Le pregunté qué otros
volúmenes del maestro había recorrido.
Enumeró dos o tres,
entre ellos El doble.
Le pregunté si al leerlos
distinguía bien los personajes, como en el caso de Joseph
Conrad, y si pensaba
proseguir el examen de la obra completa.
—La verdad es que no —me
respondió con cierta sorpresa.
Le pregunté qué
estaba escribiendo y me dijo que preparaba un libro de versos que se titularía Los
himnos rojos. También había pensado en Los ritmos rojos.
—¿Por qué no? —le
dije—. Podés alegar buenos antecedentes. El verso azul de Rubén Darío y la
canción gris de Verlaine.
Sin
hacerme caso, me aclaró que su libro cantaría la fraternidad de todos los
hombres. El poeta de nuestro tiempo no puede dar la espalda a su época.
Me quedé pensando y
le pregunté si verdaderamente se sentía hermano de todos.
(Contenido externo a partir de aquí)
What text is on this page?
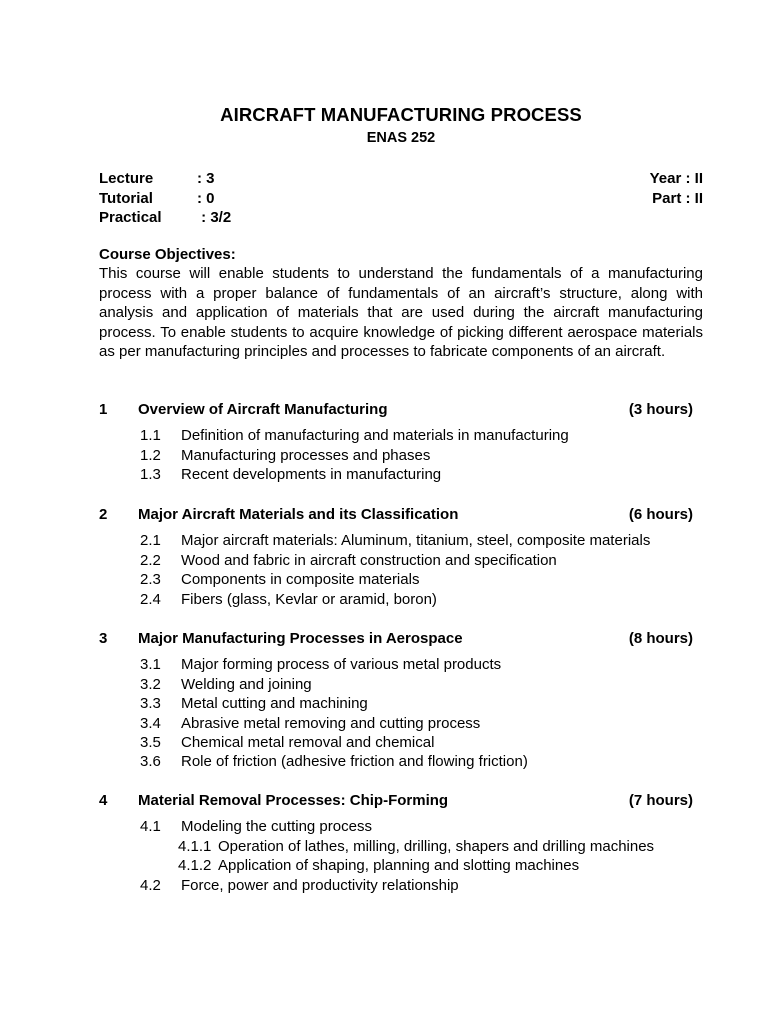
AIRCRAFT MANUFACTURING PROCESS
ENAS 252
Lecture	: 3
Tutorial	: 0
Practical	: 3/2
Year : II
Part : II
Course Objectives:
This course will enable students to understand the fundamentals of a manufacturing process with a proper balance of fundamentals of an aircraft’s structure, along with analysis and application of materials that are used during the aircraft manufacturing process. To enable students to acquire knowledge of picking different aerospace materials as per manufacturing principles and processes to fabricate components of an aircraft.
1	Overview of Aircraft Manufacturing	(3 hours)
1.1	Definition of manufacturing and materials in manufacturing
1.2	Manufacturing processes and phases
1.3	Recent developments in manufacturing
2	Major Aircraft Materials and its Classification	(6 hours)
2.1	Major aircraft materials: Aluminum, titanium, steel, composite materials
2.2	Wood and fabric in aircraft construction and specification
2.3	Components in composite materials
2.4	Fibers (glass, Kevlar or aramid, boron)
3	Major Manufacturing Processes in Aerospace	(8 hours)
3.1	Major forming process of various metal products
3.2	Welding and joining
3.3	Metal cutting and machining
3.4	Abrasive metal removing and cutting process
3.5	Chemical metal removal and chemical
3.6	Role of friction (adhesive friction and flowing friction)
4	Material Removal Processes: Chip-Forming	(7 hours)
4.1	Modeling the cutting process
4.1.1 Operation of lathes, milling, drilling, shapers and drilling machines
4.1.2 Application of shaping, planning and slotting machines
4.2	Force, power and productivity relationship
Por ejemplo, de todos
los empresarios de pompas fúnebres, de todos los carteros, de todos los buzos,
de todos los que viven en la acera de los números pares, de todos los afónicos,
etcétera. Me dijo que su libro se refería a la gran masa de los oprimidos y parias.
—Tu masa de oprimidos
y de parias —le contesté— no es más que una abstracción.
Sólo los individuos
existen, si es que existe alguien. El hombre de ayer no es el hombre de hoy sentenció
algún griego. Nosotros dos, en este banco de Ginebra o de Cambridge, somos
tal vez la prueba.
Salvo
en las severas páginas de la Historia, los hechos memorables prescinden de
frases memorables. Un hombre a punto de morir quiere acordarse de un grabado
entrevisto en la infancia; los soldados que están por entrar en la batalla
hablan del barro o del sargento. Nuestra situación era única y, francamente, no
estábamos preparados. Hablamos, fatalmente, de letras; temo no haber dicho
otras cosas que las que suelo decir a los periodistas. Mi alter ego creía
en la invención o descubrimiento de metáforas nuevas; yo en las que corresponden
a afinidades íntimas y notorias y que nuestra imaginación ya ha aceptado. La
vejez de los hombres y el ocaso, los sueños y la vida, el correr del tiempo y
del agua. Le expuse esta opinión, que expondría en un libro años
después.
Casi
no me escuchaba. De pronto dijo:
—Si usted ha sido yo,
¿cómo explicar que haya olvidado su encuentro con un señor de
edad que en 1918 le
dijo que él también era Borges?
No
había pensado en esa dificultad. Le respondí sin convicción:
—Tal vez el hecho fue
tan extraño que traté de olvidarlo.
Aventuró una tímida
pregunta:
—¿Cómo anda su
memoria?
Comprendí
que para un muchacho que no había cumplido veinte años, un hombre de más de
setenta era casi un muerto. Le contesté:
—Suele parecerse al
olvido, pero todavía encuentra lo que le encargan. Estudio
anglosajón y no soy
el último de la clase.
Nuestra
conversación ya había durado demasiado para ser la de un sueño.
Una
brusca idea se me ocurrió.
—Yo te puedo probar
inmediatamente —le dije— que no estás soñando conmigo. Oí bien este verso, que
no has leído nunca, que yo recuerde.
Lentamente
entoné la famosa línea:
L'hydre
— univers
tordant son corps écaillé d'astres.
Sentí
su casi temeroso estupor. Lo repitió en voz baja, saboreando cada
resplandeciente
palabra.
—Es verdad —balbuceó—.
Yo no podré nunca escribir una línea como ésa.
Hugo
nos había unido.
Antes,
él había repetido con fervor, ahora lo recuerdo, aquella breve pieza en que
Walt Whitman rememora una compartida noche ante el mar, en que fue realmente
feliz.
—Si Whitman la ha
cantado —observé— es porque la deseaba y no sucedió. El poema gana si
adivinamos que es la manifestación de un anhelo, no la historia de un hecho.
Se
quedó mirándome.
—Usted no lo conoce —exclamó—.
Whitman es incapaz de mentir.
Medio siglo no pasa
en vano. Bajo nuestra conversación de personas de miscelánea lectura y gustos
diversos, comprendí que no podíamos entendernos. Éramos demasiado distintos y
demasiado parecidos. No podíamos engañarnos, lo cual hace difícil el diálogo.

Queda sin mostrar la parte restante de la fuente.